Most (70%) pancreaticobiliary and duodenal perforations secondary to periampullary endoscopic interventions can be managed nonoperatively. Most biliary perforations can be managed nonoperatively; a requirement for operative treatment increases the mortality rate.

摘要

目的

回顾我们在壶腹周围内镜干预术后处理胰胆管和十二指肠(PB/D)穿孔的经验。尽管壶腹周围内镜手术后的胰胆管和十二指肠穿孔很少见,但其处理方法尚未得到充分描述。

患者

经历胰胆管和十二指肠穿孔的个体。

主要观察指标

合并症、所施行的干预措施、穿孔机制/部位、处理方法以及医院发病率/死亡率。

结果

在12427例手术中发生了75例穿孔(0.6%);20例穿孔(27%)发生在胆管狭窄扩张时,18例(24%)发生在诊断性内镜逆行胰胆管造影时,15例(20%)发生在胆总管结石处理过程中。
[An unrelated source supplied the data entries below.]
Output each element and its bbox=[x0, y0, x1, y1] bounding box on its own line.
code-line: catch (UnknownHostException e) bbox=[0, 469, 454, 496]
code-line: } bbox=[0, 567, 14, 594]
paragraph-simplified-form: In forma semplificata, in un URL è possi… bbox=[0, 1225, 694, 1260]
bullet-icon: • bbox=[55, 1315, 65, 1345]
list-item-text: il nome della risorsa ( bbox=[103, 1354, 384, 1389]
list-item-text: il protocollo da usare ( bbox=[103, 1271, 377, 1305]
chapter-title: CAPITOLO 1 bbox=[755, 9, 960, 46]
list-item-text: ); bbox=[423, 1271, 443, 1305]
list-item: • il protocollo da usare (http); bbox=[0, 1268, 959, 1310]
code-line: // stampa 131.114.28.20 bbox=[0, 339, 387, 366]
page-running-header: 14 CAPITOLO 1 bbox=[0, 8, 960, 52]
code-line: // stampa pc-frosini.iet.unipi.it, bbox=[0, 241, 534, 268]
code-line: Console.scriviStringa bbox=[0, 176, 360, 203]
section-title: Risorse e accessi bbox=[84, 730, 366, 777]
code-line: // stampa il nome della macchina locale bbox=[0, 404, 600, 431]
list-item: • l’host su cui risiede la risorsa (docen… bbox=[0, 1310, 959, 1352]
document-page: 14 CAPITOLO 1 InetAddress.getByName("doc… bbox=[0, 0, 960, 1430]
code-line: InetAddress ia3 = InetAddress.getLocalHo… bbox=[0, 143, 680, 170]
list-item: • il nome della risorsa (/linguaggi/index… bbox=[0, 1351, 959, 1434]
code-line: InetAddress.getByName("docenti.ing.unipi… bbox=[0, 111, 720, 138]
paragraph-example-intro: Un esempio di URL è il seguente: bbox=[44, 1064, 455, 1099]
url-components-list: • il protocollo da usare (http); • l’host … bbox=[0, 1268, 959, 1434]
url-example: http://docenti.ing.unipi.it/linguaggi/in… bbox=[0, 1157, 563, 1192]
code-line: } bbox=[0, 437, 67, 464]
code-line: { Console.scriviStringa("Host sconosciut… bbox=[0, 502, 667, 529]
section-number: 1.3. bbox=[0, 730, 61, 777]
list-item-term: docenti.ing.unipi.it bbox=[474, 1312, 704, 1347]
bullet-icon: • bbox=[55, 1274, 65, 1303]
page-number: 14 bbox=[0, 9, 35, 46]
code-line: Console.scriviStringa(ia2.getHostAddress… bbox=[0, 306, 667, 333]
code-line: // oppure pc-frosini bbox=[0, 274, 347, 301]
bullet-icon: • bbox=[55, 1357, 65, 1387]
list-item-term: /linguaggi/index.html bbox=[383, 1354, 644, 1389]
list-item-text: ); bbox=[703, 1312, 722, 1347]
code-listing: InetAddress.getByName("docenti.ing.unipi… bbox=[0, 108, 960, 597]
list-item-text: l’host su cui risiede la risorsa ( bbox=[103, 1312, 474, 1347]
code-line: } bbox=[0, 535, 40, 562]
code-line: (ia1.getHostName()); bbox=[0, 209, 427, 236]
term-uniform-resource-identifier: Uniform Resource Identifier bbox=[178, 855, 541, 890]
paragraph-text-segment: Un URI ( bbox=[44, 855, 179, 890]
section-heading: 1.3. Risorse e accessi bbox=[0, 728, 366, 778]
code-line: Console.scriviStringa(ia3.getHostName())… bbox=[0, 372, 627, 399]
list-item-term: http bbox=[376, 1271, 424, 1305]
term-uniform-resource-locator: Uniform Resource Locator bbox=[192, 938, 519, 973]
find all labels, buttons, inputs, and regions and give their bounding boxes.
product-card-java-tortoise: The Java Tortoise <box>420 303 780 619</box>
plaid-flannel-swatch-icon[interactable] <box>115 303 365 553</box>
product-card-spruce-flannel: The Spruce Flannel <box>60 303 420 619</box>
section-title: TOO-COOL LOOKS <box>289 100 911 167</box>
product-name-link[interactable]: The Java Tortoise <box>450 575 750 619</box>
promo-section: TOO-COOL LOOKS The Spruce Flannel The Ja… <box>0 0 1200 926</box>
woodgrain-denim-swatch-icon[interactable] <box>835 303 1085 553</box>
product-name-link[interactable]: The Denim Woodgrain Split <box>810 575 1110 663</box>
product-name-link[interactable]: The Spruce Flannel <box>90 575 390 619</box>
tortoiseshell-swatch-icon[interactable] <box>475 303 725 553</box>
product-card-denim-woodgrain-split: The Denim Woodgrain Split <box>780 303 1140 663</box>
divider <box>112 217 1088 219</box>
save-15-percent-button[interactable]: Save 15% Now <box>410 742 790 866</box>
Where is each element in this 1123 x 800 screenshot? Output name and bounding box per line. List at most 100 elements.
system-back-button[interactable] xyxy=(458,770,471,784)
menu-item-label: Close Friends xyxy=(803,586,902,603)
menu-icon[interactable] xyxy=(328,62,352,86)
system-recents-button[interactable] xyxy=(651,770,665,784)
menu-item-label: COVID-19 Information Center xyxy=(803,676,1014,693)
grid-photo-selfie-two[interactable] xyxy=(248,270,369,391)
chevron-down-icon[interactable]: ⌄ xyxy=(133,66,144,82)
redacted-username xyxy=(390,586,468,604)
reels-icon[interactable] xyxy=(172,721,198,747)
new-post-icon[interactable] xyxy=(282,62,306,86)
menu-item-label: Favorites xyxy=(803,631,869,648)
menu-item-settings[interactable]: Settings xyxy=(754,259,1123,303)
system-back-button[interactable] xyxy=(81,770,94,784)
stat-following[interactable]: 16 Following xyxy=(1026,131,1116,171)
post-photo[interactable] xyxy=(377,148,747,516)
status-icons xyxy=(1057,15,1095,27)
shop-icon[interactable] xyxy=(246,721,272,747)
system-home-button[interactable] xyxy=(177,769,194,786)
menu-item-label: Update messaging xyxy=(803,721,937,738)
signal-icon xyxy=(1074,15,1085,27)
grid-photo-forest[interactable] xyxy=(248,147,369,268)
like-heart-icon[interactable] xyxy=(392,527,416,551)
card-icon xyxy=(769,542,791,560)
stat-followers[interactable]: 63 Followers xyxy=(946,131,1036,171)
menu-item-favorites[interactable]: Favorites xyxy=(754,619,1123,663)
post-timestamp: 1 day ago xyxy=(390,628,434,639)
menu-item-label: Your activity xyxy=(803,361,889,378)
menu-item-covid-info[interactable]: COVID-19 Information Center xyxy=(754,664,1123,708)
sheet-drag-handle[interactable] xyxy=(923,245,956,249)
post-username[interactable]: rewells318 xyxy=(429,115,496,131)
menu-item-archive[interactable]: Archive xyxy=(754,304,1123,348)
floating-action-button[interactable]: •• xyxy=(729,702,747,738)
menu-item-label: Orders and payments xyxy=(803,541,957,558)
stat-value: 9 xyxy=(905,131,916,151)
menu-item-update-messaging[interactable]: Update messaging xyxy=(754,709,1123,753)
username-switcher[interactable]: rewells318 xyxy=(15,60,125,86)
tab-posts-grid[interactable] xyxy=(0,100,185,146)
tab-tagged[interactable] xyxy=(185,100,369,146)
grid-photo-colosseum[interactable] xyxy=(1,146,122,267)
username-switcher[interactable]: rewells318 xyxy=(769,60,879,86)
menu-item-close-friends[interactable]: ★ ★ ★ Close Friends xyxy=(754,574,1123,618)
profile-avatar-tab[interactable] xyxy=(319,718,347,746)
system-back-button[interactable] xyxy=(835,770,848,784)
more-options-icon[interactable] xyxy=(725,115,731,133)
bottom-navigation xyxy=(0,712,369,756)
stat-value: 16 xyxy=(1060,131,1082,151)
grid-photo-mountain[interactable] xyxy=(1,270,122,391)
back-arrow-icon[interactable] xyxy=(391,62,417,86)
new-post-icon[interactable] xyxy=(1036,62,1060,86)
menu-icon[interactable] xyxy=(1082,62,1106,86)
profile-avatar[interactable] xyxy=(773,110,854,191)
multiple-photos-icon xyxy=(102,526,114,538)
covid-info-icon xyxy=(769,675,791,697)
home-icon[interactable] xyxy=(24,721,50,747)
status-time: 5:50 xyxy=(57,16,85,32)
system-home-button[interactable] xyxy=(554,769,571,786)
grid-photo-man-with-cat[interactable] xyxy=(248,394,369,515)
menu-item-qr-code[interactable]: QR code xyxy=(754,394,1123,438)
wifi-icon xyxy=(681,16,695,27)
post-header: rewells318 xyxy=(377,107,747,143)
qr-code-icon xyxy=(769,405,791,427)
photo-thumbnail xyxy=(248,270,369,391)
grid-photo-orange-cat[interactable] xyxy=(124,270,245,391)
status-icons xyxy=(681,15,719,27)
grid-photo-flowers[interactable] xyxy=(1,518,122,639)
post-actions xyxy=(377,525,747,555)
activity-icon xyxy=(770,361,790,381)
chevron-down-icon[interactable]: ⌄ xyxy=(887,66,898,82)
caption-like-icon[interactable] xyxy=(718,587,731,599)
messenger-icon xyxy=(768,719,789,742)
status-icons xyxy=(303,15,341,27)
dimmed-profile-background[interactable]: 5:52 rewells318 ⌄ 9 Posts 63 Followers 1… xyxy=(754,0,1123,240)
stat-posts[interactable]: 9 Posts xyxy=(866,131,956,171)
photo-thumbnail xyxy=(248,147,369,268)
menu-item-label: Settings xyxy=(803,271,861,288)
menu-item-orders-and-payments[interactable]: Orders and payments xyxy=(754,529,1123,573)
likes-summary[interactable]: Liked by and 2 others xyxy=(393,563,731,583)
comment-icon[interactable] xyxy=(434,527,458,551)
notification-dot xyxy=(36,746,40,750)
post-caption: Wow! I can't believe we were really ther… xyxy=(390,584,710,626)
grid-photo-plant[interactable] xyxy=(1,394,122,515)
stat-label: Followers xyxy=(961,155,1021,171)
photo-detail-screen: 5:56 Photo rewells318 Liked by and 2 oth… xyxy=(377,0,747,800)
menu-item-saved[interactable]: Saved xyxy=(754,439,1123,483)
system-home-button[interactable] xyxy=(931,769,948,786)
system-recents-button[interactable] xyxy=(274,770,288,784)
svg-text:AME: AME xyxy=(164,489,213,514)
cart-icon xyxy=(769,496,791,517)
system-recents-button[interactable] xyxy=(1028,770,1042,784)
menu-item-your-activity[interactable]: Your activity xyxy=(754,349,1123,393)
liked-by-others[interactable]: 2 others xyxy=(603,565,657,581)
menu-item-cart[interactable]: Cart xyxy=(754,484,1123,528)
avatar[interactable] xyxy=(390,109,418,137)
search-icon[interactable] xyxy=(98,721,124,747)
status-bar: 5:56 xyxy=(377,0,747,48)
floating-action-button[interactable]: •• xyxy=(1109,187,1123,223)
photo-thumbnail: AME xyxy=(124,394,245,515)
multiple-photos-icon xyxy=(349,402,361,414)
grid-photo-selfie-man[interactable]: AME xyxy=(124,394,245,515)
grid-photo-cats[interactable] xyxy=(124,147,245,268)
24例患者(32%)的穿孔由导丝插入引起,11例(15%)由括约肌切开术引起,8例(11%)由内镜通过引起,7例(9%)由支架移位引起,45例患者(60%)在初次手术过程中发现穿孔。延迟表现包括33例患者疼痛(44%)、26例白细胞增多(35%)和/或13例发热(17%),19例患者(25%)通过计算机断层扫描诊断,10例(13%)通过腹部X线摄影诊断;9例(12%)在手术后24小时以上确诊。手术治疗的指征为十二指肠穿孔较大以及解剖结构经手术改变的患者出现穿孔。非手术处理的指征包括局限性胆管穿孔和局限性十二指肠穿孔。53例患者(71%)采用非手术处理,22例(29%)采用手术处理。十二指肠穿孔患者、美国麻醉医师协会分级较高的患者(均P<0.01)以及年龄较大的患者(平均±标准误,65±4岁对55±2岁;P = 0.02)更可能需要手术处理。手术患者的住院时间(平均±标准误,16±4天对4±1天;P<0.05)和死亡率(13%对4%;P<0.05)更高(均P<0.05)。

结论

大多数(70%)壶腹周围内镜干预继发的胰胆管和十二指肠穿孔可采用非手术处理。大多数胆管穿孔可采用非手术处理;手术治疗的必要性会增加死亡率。